IRELAND'S smallest national school has doubled its size - to just two pupils.
Scoil Aoife opened its doors in Tallaght, Dublin, for the first time last week for a single child, Ella Gilsenan (4), who completed her first week at 'big school' alone.
The fledgling community national school could face closure if class sizes don't increase, but progress on that front was made this week when Alex Keogh (4) joined Ella in the junior infant class taught by principal and only teacher Stacey McAuley.
"If enrolments don't increase it obviously wouldn't be viable with just two students," Ms McAuley, told the Herald.
Despite the bizarre start to the school year, Ms McAuley is confident that the school will attract more pupils before the end of the month.
The model of community schooling is popular and that as word gets out local interest in the school is rising, she said.
The classroom can accommodate up to 16 pupils but the school may be able to go on with just seven.
"We certainly won't be turning anyone away," she added, saying that six expressions of interest have already been lodged.
The school is currently in temporary accommodation in Brookfield Community Centre.
Ms McAuley is appealing for parents to enrol their children, and is hosting an information evening taking place in the school today.
Meanwhile, Ella's mum Kelly Gilsenan spoke of waving off her daughter on the first day in school with no classmates.
"I was worried that she would be sitting playing by herself," she admitted.
"I had been telling her all summer about how she would be in big school with her friends - and then there was no one else there.
"But she settled in straight away.

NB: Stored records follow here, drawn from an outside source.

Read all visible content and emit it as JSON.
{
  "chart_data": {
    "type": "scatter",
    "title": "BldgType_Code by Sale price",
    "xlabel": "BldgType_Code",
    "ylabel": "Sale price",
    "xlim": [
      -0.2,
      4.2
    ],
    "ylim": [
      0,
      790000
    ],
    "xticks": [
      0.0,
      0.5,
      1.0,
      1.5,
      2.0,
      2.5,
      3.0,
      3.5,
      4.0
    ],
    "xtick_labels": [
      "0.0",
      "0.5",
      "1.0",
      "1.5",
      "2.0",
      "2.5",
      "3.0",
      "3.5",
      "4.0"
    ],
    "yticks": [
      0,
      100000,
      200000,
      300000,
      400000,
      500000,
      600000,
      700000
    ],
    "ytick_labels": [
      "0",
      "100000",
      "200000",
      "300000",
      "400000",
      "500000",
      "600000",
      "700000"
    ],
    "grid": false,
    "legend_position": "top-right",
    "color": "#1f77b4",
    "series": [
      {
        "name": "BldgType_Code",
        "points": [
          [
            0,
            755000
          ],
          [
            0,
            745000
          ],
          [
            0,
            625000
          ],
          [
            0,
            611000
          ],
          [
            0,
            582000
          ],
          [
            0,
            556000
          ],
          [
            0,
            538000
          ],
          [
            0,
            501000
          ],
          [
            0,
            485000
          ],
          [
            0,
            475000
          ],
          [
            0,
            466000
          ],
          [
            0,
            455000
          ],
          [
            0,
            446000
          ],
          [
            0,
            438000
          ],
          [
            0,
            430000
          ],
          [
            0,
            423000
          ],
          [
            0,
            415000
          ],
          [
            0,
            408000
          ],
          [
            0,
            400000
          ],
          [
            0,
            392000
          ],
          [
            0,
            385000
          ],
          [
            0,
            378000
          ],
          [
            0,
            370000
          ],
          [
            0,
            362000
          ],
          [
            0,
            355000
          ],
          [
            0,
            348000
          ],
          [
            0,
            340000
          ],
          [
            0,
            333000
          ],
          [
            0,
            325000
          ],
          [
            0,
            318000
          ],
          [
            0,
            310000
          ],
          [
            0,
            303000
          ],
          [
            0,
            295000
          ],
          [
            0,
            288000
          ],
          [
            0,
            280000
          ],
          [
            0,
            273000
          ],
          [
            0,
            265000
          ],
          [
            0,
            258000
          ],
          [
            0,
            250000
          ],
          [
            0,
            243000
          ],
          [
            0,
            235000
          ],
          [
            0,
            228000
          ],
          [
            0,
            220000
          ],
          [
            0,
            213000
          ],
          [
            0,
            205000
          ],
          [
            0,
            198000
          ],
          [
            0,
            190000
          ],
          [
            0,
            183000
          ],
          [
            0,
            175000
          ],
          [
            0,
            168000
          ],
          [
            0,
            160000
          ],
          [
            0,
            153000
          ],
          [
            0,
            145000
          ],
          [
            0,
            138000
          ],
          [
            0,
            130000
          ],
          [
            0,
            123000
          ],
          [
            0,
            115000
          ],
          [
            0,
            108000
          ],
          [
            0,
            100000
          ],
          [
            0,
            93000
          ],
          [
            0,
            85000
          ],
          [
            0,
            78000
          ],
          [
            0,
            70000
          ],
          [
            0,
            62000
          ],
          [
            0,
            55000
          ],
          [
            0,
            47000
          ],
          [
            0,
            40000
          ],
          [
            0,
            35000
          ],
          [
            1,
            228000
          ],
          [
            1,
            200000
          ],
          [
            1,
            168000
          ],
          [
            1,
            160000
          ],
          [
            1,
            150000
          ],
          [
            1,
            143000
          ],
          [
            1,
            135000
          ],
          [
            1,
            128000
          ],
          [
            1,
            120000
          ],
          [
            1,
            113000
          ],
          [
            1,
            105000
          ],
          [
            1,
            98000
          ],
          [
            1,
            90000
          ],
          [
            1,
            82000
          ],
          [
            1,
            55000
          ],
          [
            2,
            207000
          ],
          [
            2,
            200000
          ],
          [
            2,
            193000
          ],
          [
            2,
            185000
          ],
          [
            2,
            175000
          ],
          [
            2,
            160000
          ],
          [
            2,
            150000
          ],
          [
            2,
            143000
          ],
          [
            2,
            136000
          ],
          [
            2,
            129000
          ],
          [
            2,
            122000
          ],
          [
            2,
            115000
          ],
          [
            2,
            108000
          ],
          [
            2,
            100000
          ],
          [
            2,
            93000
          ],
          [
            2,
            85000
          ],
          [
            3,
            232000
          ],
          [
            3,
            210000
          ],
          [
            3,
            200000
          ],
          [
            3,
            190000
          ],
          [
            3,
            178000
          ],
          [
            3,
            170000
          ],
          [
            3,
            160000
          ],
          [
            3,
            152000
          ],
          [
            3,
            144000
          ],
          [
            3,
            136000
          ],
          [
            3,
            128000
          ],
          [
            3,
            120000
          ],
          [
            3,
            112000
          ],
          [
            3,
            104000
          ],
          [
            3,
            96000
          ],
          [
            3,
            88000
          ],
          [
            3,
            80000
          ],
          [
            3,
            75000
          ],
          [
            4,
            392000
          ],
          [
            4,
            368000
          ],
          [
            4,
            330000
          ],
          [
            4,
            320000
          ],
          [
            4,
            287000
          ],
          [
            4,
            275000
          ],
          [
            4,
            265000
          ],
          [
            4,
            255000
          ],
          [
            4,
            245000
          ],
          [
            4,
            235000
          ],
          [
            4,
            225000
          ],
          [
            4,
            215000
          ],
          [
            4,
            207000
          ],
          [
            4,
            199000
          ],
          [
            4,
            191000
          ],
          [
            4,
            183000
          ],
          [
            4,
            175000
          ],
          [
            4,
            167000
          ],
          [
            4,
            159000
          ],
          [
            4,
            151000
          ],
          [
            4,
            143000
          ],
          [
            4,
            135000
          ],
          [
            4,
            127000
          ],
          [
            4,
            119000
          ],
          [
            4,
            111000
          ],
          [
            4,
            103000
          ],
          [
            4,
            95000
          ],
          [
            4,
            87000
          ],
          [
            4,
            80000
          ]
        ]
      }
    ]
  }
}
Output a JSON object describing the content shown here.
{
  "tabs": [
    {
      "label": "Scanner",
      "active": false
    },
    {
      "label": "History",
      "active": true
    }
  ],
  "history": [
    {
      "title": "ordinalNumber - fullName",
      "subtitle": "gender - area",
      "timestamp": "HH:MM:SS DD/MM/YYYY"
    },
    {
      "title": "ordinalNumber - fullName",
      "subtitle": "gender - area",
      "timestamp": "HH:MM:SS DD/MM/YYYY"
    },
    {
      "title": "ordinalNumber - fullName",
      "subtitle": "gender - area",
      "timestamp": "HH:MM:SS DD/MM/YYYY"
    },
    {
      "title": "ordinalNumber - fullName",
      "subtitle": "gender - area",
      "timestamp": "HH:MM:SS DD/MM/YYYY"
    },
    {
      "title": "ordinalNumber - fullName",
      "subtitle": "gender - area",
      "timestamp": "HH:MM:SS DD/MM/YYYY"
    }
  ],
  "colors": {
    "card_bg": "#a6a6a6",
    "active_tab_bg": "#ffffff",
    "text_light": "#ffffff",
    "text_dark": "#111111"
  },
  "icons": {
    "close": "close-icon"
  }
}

Once she is happy that's the main thing," Ms Gilsenan added.
Ella was joined by Alex this week and the pair gelled straight away.
His mum, Gillian, said she enrolled him when she heard about Scoil Aoife.
"He is shy and I didn't want him in a class of 30," she explained.
"You couldn't get the attention that Alex is getting there if you paid for it," added Ms Keogh.
The Department of Education will ultimately decide the school's future.
A spokesperson said that current and future enrolments would be discussed, but did not wish to make a further comment.